Ne serait ce qu’à travers ce seul contenu, L’Opération Diabolique tient donc déjà de l’oeuvre de première importance pour son auteur. Mais celle-ci se double d’une éclatante réussite formelle. Le film démarre sur un générique magistral, l’avant-dernier issu de la fructueuse collaboration entre John Frankenheimer et le maître du genre Saul Bass, nous plongeant au cœur du mal être de l’homme moderne. Puis le cinéaste va multiplier, dans un somptueux noir et blanc, les trouvailles visuelles et formelles propres à générer le malaise et la claustrophobie, grandement épaulé dans cette démarche par le légendaire directeur de la photographie James Wong Howe (Le Grand Chantage). A son sujet John Frankenheimer déclarera d’ailleurs : «Le choix de l’objectif et du cadrage n’a rien à voir avec le directeur de la photographie [dans mes films]. Il vient de moi. La seule chose que je laisse à ses soins est l’éclairage. Ceci étant dit, L’Opération Diabolique fut la grande exception de ma carrière. James Wong Howe fit un travail fantastique sur ce film et reste le meilleur directeur de la photographie avec lequel j’ai eu l’occasion de travailler ». Déclaration à laquelle on ne peut que souscrire au regard de la cohésion totale qui s’opère dès les premières images entre les jeux de déformations expressionnistes et de lumières baroques de James Wong Howe (assisté ici de deux futurs grands de la photographie : John Alonzo et William A. Fraker) et la réalisation angoissée de John Frankenheimer, fourmillant d’effets de style savamment réfléchis (succession de plans très courts, utilisation d’objectifs inhabituels, recours régulier au très gros plan, distorsion de l’image …).

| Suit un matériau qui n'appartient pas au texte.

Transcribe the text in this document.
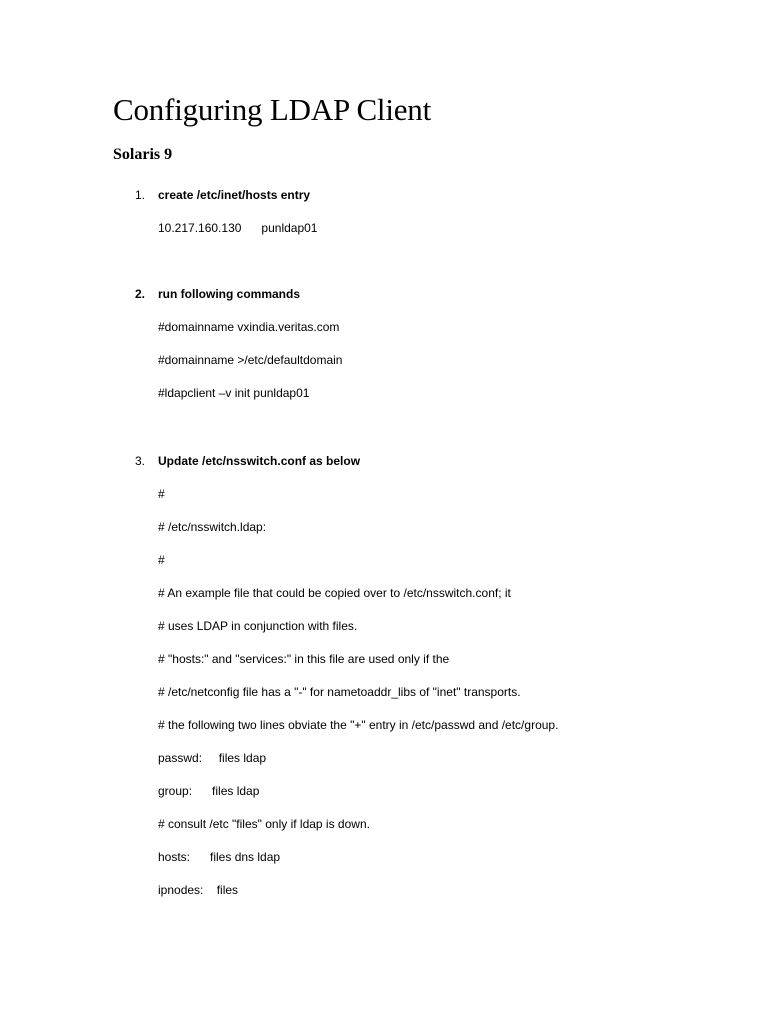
Configuring LDAP Client
Solaris 9
1. create /etc/inet/hosts entry
10.217.160.130      punldap01
2. run following commands
#domainname vxindia.veritas.com
#domainname >/etc/defaultdomain
#ldapclient –v init punldap01
3. Update /etc/nsswitch.conf as below
#
# /etc/nsswitch.ldap:
#
# An example file that could be copied over to /etc/nsswitch.conf; it
# uses LDAP in conjunction with files.
# "hosts:" and "services:" in this file are used only if the
# /etc/netconfig file has a "-" for nametoaddr_libs of "inet" transports.
# the following two lines obviate the "+" entry in /etc/passwd and /etc/group.
passwd:     files ldap
group:      files ldap
# consult /etc "files" only if ldap is down.
hosts:      files dns ldap
ipnodes:    files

Le film enchaîne ainsi les séquences visuellement saisissantes : celle d’ouverture, une filature au cœur de Grand Central, la gare New-Yorkaise, dans laquelle John Frankenheimer, attachant une caméra à la taille de l’acteur John Randolph, va expérimenter une technique de prise de vue proche de celles filmées aujourd’hui à la steadicam (Martin Scorsese réemploiera à l’identique ce procédé dans une scène mémorable de son Mean Street), l’étouffante scène intimiste entre Arthur Hamilton et sa femme, et son écrasant plan de la chambre conjugale filmé en angle extra large par une caméra collée au plafond, l’inquiétante et quasi onirique traversée des abattoirs (symbole de la standardisation des corps) par Arthur Hamilton ou encore l’ultime et hystérique séquence finale, qu’Adrian Lyne décalquera avec un certain bonheur 24 ans plus tard dans son meilleur film, L’Echelle de Jacob. La liste des séquences mémorables est ainsi très longue (on pourrait également citer la scène de l’opération de chirurgie plastique ou encore celle, étonnement osée pour l’époque, de l’orgie hippie dans la cuve à vin – scène retenue intégralement dans la version distribuée en Europe et qui, selon John Frankenheimer, dans sa version américaine tronquée, s’avérait finalement plus obscène, car plus suggestive, que dans la version intégrale européenne) et témoigne, de la part du cinéaste, d’une impressionnante richesse créative en accord parfait avec le contenu de son film.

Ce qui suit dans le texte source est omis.